Are you making a career change? Maybe from one industry to another, or from one function to another. You’re probably excited, but at the same time, that little voice creeps in: How do I make my resume make sense to someone in a completely different world?
I’ve been there. In 2008, I was trying to break into industry from academia, right in the middle of a global financial crisis. I went to every job fair, handed out resumes to every recruiter I could find, but all I heard was:
“Well… you don’t have industry experience.”
Although it was true that I didn’t have direct industry experience, looking back, one of the biggest reasons I heard that response was because of my resume.
A resume is your message to introduce who you are and why you might be exactly the candidate they’ve been looking for, especially to someone who has never met you. It should make them feel you’re the right person for the role. Back then, I didn’t understand that at all. Instead, I handed out a seven-page CV crammed with everything I had ever done: my full education history, a long publication list, exhaustive skill inventories, every conference talk I’d ever given.
If I saw that kind of resume now, I’d pass. I would think, This candidate isn’t ready for industry at all. And now I understand exactly why recruiters felt that way.
It took me years to really learn what I was doing wrong and how to fix it. Here’s what I wish I had known then.
1. Speak Their Language
My first mistake was the seven-page CV. In the tech industry I was trying to enter, a one-page resume was the norm. That alone was a red flag that I didn’t understand how things worked in their world.
But it’s not just about length, it’s about language. Different fields use different words for similar work. One of my clients, who was moving from consulting to product operations, discovered that much of the actual work was the same, but the terminology was different. Once she replaced consulting jargon with product ops terminology, her resume immediately felt familiar and relevant to hiring managers.
Even if what you’ve done is exactly the same as what they do, you need to say it in their words. That choice of language signals that you understand their work and that you’ve done your homework.
2. Identify Your Transferable Skills
When you’re changing industries, it’s easy to assume your previous experience doesn’t count in the new context. But that’s rarely true. The skills you’ve built, such as problem solving, leadership, technical know-how, and communication, don’t disappear just because you’re pivoting. You just need to see them clearly.
From my physics background, here’s what I eventually realized:
- Analyzing experimental data → a strong foundation in problem-solving, statistics, and coding.
- Writing peer-reviewed journals → research, writing, and persuasive communication.

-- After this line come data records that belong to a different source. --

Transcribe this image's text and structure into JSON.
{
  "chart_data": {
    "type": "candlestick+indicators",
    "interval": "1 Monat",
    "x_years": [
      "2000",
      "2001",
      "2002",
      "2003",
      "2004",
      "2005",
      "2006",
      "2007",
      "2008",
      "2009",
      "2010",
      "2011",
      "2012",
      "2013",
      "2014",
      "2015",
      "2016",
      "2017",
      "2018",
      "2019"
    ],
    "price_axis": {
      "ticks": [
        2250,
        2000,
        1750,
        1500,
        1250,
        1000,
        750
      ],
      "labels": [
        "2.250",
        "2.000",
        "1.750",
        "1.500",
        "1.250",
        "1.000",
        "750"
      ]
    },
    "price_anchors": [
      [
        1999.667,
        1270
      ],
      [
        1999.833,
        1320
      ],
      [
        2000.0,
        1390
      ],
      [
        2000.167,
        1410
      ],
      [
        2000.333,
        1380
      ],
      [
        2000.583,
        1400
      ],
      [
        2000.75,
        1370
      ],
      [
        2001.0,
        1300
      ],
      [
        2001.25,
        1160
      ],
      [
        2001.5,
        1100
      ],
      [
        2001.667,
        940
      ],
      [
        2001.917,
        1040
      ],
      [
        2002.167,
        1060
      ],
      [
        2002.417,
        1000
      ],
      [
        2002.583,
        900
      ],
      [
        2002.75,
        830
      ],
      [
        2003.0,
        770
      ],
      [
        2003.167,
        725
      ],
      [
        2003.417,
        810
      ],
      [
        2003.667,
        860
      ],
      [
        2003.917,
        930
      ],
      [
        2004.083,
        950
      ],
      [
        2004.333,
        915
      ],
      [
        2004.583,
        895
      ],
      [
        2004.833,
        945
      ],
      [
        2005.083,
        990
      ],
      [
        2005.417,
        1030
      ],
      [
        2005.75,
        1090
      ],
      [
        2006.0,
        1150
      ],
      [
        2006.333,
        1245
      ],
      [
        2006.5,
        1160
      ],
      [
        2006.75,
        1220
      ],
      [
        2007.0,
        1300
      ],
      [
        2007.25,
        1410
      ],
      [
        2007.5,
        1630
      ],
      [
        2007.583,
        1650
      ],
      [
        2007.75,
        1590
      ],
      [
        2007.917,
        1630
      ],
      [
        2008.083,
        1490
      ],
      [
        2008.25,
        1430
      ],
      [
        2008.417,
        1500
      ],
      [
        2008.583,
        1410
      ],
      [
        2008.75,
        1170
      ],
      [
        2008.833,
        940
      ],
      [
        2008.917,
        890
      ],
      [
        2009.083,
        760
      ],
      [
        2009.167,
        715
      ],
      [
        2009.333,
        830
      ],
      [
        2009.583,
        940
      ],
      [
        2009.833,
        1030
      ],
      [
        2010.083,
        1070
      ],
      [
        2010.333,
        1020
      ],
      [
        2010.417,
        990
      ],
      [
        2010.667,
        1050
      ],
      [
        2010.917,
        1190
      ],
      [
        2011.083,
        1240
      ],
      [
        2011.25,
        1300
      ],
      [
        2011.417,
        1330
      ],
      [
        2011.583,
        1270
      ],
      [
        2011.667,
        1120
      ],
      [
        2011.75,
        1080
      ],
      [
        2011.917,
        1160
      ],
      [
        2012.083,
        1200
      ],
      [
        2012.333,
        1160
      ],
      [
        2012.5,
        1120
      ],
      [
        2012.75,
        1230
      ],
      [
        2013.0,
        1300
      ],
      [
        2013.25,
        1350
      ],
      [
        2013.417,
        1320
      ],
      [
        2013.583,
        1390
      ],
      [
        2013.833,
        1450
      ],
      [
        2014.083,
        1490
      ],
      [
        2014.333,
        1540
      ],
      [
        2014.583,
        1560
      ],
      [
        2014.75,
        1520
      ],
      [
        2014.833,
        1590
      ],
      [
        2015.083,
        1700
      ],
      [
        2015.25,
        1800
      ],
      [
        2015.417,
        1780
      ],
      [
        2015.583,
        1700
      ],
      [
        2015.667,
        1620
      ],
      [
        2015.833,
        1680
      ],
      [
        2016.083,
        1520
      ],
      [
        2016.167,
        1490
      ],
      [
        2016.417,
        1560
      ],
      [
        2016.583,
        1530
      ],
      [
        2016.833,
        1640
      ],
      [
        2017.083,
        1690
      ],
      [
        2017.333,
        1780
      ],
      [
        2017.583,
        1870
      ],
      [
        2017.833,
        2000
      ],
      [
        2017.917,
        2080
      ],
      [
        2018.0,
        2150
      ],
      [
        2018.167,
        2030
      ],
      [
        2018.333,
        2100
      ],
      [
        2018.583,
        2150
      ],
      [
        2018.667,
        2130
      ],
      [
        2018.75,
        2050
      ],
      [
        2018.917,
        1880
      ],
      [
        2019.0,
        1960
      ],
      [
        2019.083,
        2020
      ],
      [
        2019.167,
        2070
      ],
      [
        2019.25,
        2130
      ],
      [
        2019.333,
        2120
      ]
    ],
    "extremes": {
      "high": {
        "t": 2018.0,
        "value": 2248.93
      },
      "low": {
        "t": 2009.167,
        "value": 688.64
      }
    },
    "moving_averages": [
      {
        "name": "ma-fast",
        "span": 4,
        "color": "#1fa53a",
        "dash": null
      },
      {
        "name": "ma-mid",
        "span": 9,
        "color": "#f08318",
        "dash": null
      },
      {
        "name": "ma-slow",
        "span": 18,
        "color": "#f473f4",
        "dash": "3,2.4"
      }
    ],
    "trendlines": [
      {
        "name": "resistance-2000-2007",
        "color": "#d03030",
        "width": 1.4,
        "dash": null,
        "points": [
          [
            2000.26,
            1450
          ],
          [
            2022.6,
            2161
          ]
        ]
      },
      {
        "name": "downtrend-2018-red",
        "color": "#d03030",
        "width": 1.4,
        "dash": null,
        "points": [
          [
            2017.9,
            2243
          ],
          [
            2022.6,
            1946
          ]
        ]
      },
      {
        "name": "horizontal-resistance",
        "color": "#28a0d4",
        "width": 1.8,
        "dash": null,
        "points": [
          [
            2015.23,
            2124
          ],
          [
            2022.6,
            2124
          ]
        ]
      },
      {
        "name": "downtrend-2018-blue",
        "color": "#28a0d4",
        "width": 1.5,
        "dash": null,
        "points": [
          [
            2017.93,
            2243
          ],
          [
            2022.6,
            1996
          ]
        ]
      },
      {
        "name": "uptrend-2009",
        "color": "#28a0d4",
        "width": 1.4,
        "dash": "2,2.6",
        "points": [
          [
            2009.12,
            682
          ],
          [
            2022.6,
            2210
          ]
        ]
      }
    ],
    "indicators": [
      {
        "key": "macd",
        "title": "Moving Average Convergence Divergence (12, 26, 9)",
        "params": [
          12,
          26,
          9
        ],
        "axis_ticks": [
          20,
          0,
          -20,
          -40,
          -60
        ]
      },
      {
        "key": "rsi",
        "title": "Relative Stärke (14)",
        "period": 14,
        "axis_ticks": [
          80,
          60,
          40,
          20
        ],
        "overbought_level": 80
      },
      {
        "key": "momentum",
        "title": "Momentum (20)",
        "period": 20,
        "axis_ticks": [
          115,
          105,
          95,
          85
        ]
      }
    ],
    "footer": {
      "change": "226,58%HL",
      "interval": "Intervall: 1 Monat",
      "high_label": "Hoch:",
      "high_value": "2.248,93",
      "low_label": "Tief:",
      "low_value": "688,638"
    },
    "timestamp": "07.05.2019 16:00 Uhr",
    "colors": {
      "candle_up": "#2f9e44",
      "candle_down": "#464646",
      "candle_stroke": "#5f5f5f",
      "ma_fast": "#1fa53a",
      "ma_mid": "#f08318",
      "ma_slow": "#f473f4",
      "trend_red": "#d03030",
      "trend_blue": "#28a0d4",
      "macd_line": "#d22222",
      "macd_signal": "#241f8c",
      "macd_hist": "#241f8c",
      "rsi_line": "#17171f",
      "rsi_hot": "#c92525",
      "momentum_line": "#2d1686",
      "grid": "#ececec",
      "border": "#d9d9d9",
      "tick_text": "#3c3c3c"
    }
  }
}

- Presenting at conferences → public speaking and technical presentation skills.
- Leading a research group → leadership, coordination, and project management.
The key is to start by mapping everything you’ve done to the core skills that matter in your new field before you even think about how to phrase them.
3. Translate Them Into Industry Keywords
Once you’ve identified your transferable skills, the next step is to express them in the language your new industry uses and in the exact keywords that will grab attention.
For example, I learned that “physics analysis” was meaningless to a hiring manager in tech, but “statistical analysis and coding in Python” was instantly recognizable.
- “Presented at international physics conferences” became “delivered technical presentations to audiences of 200+.”
- “Led a particle physics research group” became “managed cross-functional teams to deliver complex projects on tight deadlines.”
If you skip this step, you force the recruiter or hiring manager to mentally translate your background into their terms, and the truth is, most won’t take the time. Make the connection obvious.
4. Highlight Your Unique Strengths
Beyond the core skills, you bring something that most people in your target field won’t have. That unique edge often comes directly from your previous career, and it can set you apart if you present it the right way.
For example, I never knew my knowledge in hardware and Linux systems was useful in tech. It was just part of my work as an experimental physicist, so I didn’t think to include it. Those skills were rarely listed in job descriptions for data science roles, but in interviews, they became a surprising bonus.
If you’re not sure what your hidden strengths are, talk to people who understand both your current field and your target one. Informational interviews and networking can help you see yourself through the eyes of someone who knows what would stand out.
5. Show Your Passion
When I interview candidates making the jump from academia, the biggest red flag isn’t the lack of industry experience, it’s the lack of genuine excitement about the work. If your main motivation is “I want a higher-paying job,” that’s exactly what will come across. To a hiring manager, that suggests you might not truly care about the role or the company’s mission, and that you’re simply looking for a paycheck.
Hiring managers want people who are eager to contribute, curious about the challenges, and genuinely interested in the work. That enthusiasm can be the deciding factor between two equally qualified candidates.
So in your resume, and in interviews, make it clear why you’re making this pivot, what you’ve done to prepare, and what excites you about the problems you’ll get to solve.
Final Thoughts
At the end of the day, your resume is a message to someone who doesn’t know you at all. Picture that person sitting with your resume in hand. What do they want? What worries do they have about hiring someone from outside their industry?
Knowing that, decide what you want them to understand about you and present it in a way they can grasp immediately, without having to do any mental translation.
That’s when your resume stops being just a record of your past and becomes a bridge to your future.